Bodhidharma continues, saying that “wall-gazing” or “those who meditate on walls (Red Pine)” come to this realization that we are, none of us, different or separate from each other.  

I’ve read this passage over and over.  It makes sense; it doesn’t make sense.  I know it but I don’t sense into it.  I know it as I sense into it.  Over the past few weeks, I’ve sat with the question of my path.  What is it?  What is its form, its content, its texture, its sound, taste, touch, smell?  I am well-enough versed in the zennish jargon to spin some yarn around this questioning.  And I’m sufficiently high-functioning in my delusional process to believe it – and skillful enough to draw you into a folie à deux.  And then it hit me: it’s all dust.

There’s nothing to resolve.  I’m dust.  You’re dust.  We all fall down!
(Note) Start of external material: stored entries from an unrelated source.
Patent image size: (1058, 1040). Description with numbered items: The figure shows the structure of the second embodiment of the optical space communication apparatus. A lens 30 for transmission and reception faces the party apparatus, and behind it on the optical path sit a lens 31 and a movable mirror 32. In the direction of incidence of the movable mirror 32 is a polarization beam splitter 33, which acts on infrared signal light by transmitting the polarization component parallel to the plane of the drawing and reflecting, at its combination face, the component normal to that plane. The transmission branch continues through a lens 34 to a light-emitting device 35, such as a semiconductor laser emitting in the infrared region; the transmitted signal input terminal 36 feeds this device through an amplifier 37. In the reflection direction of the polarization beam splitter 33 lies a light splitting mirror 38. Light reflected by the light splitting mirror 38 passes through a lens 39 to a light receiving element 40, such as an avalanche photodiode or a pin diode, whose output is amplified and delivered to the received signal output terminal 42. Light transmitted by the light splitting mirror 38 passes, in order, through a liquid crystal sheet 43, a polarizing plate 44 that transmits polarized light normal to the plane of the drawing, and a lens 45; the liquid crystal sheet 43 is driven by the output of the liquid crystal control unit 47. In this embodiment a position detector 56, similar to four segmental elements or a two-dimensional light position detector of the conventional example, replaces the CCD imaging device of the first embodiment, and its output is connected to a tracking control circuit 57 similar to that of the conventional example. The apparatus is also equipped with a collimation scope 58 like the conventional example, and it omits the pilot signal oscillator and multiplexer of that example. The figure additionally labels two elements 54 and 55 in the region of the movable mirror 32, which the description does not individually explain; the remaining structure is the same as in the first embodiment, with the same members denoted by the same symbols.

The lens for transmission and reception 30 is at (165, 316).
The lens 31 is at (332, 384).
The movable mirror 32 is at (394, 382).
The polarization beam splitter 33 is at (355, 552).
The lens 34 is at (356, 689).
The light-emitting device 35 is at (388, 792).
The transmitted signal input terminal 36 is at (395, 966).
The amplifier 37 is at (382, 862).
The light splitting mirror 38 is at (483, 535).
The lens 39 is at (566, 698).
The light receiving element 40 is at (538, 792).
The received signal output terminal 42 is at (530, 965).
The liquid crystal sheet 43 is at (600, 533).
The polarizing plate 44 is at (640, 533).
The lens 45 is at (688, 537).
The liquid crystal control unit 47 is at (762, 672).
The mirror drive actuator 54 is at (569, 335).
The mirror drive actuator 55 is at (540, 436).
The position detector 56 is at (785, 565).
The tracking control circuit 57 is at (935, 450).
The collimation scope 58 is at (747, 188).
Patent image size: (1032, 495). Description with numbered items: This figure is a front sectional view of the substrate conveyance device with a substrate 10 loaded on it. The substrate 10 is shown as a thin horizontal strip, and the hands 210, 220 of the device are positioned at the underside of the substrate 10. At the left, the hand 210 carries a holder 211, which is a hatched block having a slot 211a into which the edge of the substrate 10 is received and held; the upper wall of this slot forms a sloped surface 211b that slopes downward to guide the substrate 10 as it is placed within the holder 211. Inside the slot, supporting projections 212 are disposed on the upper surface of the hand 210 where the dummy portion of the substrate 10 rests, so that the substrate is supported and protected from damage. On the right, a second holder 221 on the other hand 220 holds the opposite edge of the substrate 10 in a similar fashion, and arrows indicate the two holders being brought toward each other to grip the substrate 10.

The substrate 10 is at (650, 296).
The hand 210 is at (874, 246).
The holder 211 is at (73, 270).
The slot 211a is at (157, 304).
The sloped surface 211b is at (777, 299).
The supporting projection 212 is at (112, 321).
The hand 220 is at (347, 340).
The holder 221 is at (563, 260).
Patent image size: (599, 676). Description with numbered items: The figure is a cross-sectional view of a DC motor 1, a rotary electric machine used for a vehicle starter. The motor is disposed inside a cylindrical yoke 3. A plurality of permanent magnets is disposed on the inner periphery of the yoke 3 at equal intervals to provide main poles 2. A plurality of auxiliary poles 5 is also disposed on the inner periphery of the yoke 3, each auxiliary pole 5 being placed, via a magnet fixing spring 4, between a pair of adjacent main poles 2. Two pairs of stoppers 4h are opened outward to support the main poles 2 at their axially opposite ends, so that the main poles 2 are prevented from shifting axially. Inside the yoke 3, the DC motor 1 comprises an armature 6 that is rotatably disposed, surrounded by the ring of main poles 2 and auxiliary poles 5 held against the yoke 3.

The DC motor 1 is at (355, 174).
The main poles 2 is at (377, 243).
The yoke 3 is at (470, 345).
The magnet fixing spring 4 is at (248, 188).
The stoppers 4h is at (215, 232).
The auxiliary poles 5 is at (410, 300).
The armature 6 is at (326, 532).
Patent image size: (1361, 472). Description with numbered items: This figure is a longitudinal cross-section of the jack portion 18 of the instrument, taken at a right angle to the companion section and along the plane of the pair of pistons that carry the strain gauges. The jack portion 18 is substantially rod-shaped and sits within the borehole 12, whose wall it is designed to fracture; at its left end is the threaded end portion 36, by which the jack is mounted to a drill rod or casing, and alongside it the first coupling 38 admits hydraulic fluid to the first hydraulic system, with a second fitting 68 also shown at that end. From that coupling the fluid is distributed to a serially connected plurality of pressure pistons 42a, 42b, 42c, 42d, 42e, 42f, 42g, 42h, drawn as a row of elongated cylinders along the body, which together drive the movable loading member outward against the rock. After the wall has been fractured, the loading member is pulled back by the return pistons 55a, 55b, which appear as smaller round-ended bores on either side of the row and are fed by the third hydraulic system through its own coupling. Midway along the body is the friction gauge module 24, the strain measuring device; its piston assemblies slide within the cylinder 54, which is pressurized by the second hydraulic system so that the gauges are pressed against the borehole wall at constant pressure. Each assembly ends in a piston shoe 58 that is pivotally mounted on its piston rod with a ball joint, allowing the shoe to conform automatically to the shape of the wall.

Earlier last week, I was consulting with a friend whose profession comes in very handy when I need to have tight-lipped conversations about threat assessment and ways to create safety.  (Apparently hiring a hunk of a body-guard is not part of the plan!)  I mentioned that all this talk about threat and protective strategies ran counter to my principles.  As difficult as it may be, I work hard at not launching my strategies from a base of fear.  That path of gut-wrenching anxiety, fear, is well-known and not one I care to travel because it’s viral and an accelerant to an already volatile and unpredictable process.
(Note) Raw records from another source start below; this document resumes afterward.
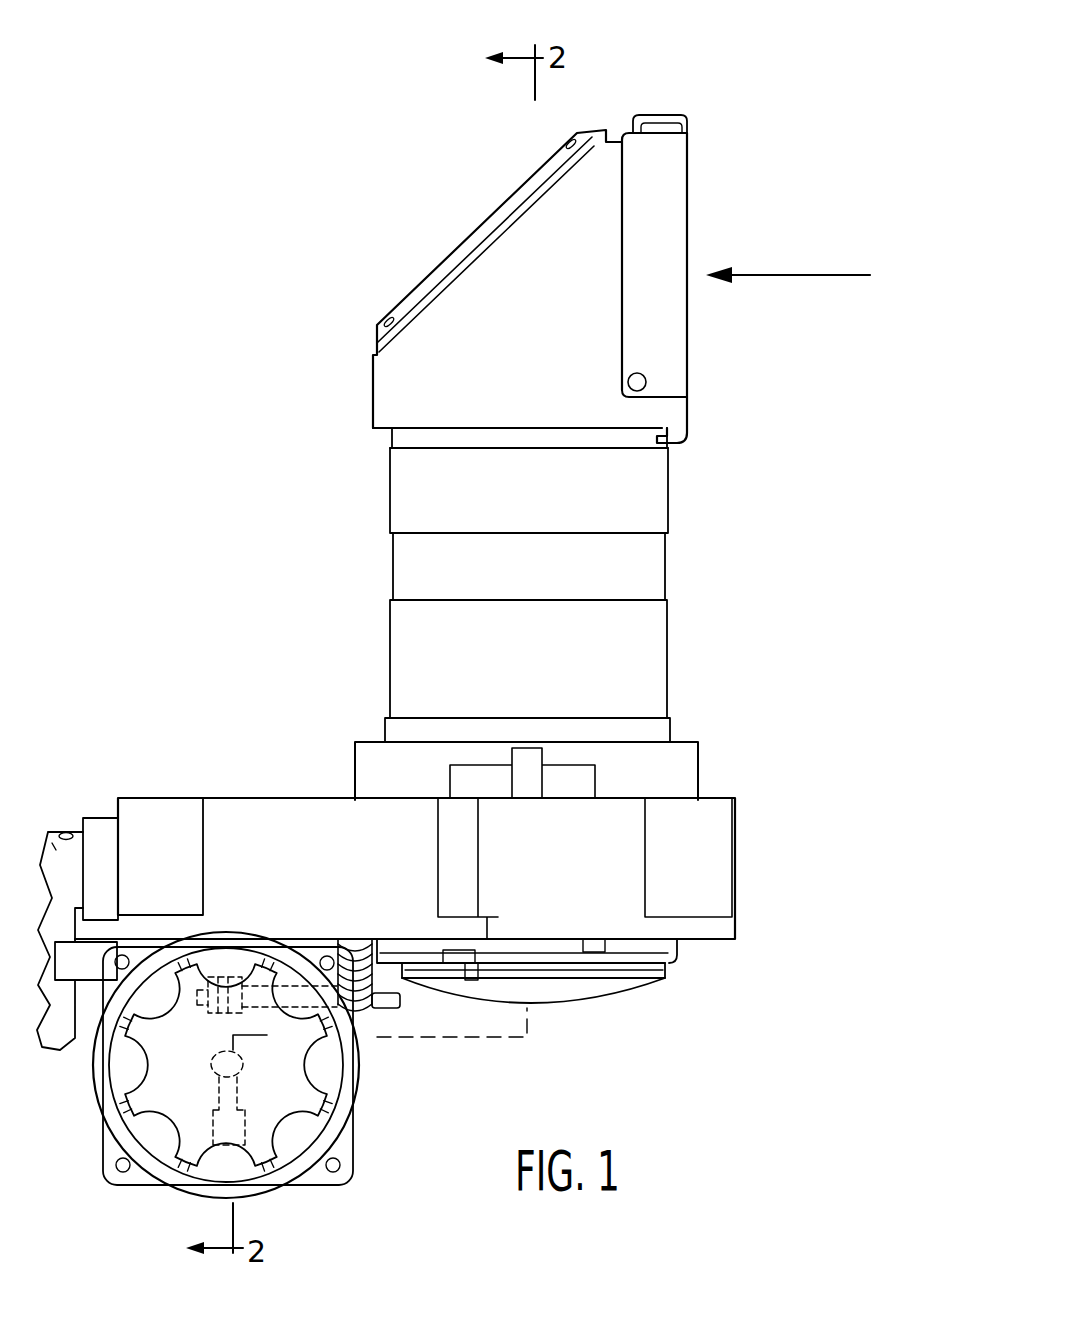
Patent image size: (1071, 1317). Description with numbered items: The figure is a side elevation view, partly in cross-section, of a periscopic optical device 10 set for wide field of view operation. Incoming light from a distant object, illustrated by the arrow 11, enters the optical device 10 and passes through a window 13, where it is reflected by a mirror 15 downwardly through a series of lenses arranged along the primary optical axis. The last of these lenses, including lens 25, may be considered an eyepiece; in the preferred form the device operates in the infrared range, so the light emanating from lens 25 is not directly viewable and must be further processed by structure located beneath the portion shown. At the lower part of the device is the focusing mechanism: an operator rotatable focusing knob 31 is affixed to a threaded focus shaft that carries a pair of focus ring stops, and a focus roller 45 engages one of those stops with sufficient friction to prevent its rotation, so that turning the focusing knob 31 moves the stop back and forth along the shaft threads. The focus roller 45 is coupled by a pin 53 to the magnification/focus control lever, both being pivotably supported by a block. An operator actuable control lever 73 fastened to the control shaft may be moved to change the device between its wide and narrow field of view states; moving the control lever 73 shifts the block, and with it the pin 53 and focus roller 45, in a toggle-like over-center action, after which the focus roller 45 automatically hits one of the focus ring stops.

The optical device 10 is at (714, 93).
The arrow 11 is at (782, 277).
The window 13 is at (690, 240).
The mirror 15 is at (485, 252).
The lens 25 is at (560, 992).
The focusing knob 31 is at (307, 1103).
The focus roller 45 is at (212, 1020).
The pin 53 is at (387, 998).
The control lever 73 is at (55, 832).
Besides, I understand what’s happening in this dynamic.  We respond from our suffering and project its cause on the nearest, closest, most intimate target, I explained.  Caught in our delusion, we believe the suffering to be the threat and conflate it with the person we believe is causing that suffering.  It’s handy.  It’s the adventitious dust that grinds into the eyeballs and has us shaking a fist to the Fates and all beings.  If there is any difference between me and the other, it is only in the shape of the dust piles.

And a resolution only needs one of us to know this.